Laat je niet inpakken

Plaats een reactie

De kunst van het omgaan met een gunst

Een handige usb-stick of een substantiële bijdrage die het gala betaalbaar houdt. Onschuldige geschenken van de industrie. Toch? Maar hoe onafhankelijk ben je als arts als een farmaceutisch bedrijf je een champagneset cadeau geeft of je een luxe weekend skiën met nascholing aanbiedt?


Mag dat?

Een artsenbezoeker komt langs en biedt je ter gelegenheid van de introductie van een nieuwe pijnstiller een medische encyclopedie aan. Mag dit?

Een farmaceutisch bedrijf vraagt je mee te werken aan een onderzoek naar de toepassing van hun geneesmiddel in de praktijk. Per geïncludeerde patiënt vergoedt het bedrijf 350 euro. Mag je meewerken?

Lees de casuïstiek op www.knmg.nl/dossier/gunstbetoon.
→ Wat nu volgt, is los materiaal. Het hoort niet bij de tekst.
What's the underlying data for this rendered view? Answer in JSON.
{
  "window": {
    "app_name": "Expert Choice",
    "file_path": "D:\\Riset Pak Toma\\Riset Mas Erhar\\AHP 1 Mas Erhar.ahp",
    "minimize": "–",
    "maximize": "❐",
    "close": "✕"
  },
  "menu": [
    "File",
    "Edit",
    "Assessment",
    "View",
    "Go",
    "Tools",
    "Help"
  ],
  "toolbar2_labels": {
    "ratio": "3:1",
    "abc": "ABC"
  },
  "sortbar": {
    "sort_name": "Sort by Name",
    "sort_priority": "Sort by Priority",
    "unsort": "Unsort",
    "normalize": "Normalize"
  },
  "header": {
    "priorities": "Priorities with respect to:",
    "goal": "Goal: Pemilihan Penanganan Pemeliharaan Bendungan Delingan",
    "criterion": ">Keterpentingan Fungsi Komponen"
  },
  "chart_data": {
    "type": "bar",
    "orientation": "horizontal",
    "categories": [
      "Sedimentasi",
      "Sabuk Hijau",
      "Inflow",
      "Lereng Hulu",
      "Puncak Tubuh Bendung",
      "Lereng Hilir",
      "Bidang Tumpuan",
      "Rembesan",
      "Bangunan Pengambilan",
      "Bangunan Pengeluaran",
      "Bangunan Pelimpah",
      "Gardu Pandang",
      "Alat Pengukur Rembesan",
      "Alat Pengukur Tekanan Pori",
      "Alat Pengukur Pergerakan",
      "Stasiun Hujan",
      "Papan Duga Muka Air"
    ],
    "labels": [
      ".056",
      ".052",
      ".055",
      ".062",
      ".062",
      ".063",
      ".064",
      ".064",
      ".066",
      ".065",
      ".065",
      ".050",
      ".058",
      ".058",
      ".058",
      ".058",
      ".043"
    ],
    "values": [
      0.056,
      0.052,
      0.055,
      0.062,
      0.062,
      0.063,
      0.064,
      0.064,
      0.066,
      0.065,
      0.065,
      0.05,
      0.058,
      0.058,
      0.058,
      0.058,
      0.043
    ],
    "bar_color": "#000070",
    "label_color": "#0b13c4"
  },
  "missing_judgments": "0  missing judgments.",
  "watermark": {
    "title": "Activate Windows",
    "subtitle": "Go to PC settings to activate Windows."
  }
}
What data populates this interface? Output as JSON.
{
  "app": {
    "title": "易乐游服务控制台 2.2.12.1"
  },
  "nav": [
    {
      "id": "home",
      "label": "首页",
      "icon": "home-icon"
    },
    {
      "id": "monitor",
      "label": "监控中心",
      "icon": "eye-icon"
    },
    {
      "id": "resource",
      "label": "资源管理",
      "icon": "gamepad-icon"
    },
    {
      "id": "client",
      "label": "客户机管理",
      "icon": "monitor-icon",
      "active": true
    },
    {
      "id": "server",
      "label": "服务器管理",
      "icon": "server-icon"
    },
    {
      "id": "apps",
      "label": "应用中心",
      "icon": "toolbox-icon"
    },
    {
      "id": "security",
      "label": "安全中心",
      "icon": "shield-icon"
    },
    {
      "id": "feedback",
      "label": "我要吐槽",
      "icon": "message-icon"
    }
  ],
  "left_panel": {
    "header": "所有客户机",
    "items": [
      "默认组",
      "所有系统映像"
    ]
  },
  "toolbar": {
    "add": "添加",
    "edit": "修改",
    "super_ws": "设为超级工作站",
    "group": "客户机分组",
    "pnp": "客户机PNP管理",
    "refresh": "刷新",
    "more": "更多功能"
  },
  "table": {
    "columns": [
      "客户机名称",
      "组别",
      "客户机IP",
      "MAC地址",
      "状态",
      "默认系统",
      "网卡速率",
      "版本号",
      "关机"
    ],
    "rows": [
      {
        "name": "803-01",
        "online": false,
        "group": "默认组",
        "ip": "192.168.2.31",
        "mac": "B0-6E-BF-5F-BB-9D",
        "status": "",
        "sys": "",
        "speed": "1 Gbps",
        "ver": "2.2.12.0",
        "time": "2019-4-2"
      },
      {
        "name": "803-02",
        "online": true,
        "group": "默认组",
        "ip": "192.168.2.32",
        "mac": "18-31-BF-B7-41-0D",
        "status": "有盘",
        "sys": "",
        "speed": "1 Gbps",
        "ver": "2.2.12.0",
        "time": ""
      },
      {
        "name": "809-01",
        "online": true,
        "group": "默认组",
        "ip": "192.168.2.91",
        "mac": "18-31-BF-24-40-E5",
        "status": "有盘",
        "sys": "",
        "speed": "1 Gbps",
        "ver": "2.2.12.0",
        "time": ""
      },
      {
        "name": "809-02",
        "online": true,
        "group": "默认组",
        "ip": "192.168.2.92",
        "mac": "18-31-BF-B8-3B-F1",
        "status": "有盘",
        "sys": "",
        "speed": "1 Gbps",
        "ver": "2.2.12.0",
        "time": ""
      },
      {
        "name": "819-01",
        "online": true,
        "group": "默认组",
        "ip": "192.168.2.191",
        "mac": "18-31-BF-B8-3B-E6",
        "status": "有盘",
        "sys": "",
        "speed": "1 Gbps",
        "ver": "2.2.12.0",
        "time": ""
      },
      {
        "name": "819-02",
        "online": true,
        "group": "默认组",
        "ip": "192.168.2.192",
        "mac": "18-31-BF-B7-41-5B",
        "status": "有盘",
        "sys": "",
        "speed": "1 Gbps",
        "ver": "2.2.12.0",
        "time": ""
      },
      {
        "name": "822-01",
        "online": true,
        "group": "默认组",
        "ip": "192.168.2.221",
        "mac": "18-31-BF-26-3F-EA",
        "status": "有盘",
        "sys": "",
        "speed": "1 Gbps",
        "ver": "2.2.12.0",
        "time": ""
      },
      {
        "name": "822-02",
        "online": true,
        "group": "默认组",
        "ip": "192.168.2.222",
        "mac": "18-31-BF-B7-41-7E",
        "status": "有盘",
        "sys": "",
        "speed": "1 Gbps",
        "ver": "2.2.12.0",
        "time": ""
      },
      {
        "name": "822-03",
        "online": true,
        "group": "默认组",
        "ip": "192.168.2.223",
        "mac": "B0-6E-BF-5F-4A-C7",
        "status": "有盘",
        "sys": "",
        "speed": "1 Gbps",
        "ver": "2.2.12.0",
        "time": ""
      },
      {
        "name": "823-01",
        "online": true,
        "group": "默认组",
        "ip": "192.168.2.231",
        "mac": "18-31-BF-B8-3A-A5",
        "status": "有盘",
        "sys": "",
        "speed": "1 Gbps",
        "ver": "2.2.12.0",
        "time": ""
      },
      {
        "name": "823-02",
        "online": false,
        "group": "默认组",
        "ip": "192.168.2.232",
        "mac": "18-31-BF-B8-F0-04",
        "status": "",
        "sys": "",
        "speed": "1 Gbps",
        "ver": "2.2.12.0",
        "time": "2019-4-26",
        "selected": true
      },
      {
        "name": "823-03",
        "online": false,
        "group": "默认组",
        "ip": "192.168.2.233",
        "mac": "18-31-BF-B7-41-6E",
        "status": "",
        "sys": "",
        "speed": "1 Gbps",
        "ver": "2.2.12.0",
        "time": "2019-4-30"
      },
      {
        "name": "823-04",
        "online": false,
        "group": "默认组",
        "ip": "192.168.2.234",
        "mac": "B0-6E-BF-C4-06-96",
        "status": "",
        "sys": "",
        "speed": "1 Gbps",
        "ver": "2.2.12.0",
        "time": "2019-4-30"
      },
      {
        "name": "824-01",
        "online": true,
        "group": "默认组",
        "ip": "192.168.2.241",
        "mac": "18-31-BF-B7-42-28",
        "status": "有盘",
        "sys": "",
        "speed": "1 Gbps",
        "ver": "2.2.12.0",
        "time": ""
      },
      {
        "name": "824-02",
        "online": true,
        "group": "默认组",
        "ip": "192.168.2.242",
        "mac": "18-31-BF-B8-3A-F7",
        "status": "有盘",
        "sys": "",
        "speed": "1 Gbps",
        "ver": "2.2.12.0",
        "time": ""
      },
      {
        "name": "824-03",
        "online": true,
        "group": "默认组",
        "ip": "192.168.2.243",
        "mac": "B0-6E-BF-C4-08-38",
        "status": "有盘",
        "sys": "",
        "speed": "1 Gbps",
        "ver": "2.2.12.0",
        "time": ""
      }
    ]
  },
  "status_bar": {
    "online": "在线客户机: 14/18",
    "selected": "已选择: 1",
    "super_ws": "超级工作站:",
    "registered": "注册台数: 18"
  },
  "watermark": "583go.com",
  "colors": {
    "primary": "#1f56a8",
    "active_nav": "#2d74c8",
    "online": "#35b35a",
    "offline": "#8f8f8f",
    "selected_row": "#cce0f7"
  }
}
Pennen, markeerstiften, kauwgum, een laptoptas en zelfs condooms: geneeskundestudenten Pepijn van Geuns (19), Roderick van Grootel (20) en Maarten Smeeing (20) hadden na hun introductiedagen een tas vol kennismakingsgeschenkjes en -aandenkens van farmaceuten en andere organisaties. ‘Je mag geen geld aannemen, maar een goodie bag lijkt me geen probleem’, vindt Roderick. Ook in sponsoring van de faculteitsvereniging en gala’s zien de drie Utrechtse studenten geen bezwaren. ‘Natuurlijk zie je de naam van de sponsor wel hangen bij binnenkomst of op de uitnodiging. Je bent je bewust van hun aanwezigheid en het feit dat zij het gala mede mogelijk maken, maar je bent ze daardoor niets verschuldigd’, vindt Pepijn.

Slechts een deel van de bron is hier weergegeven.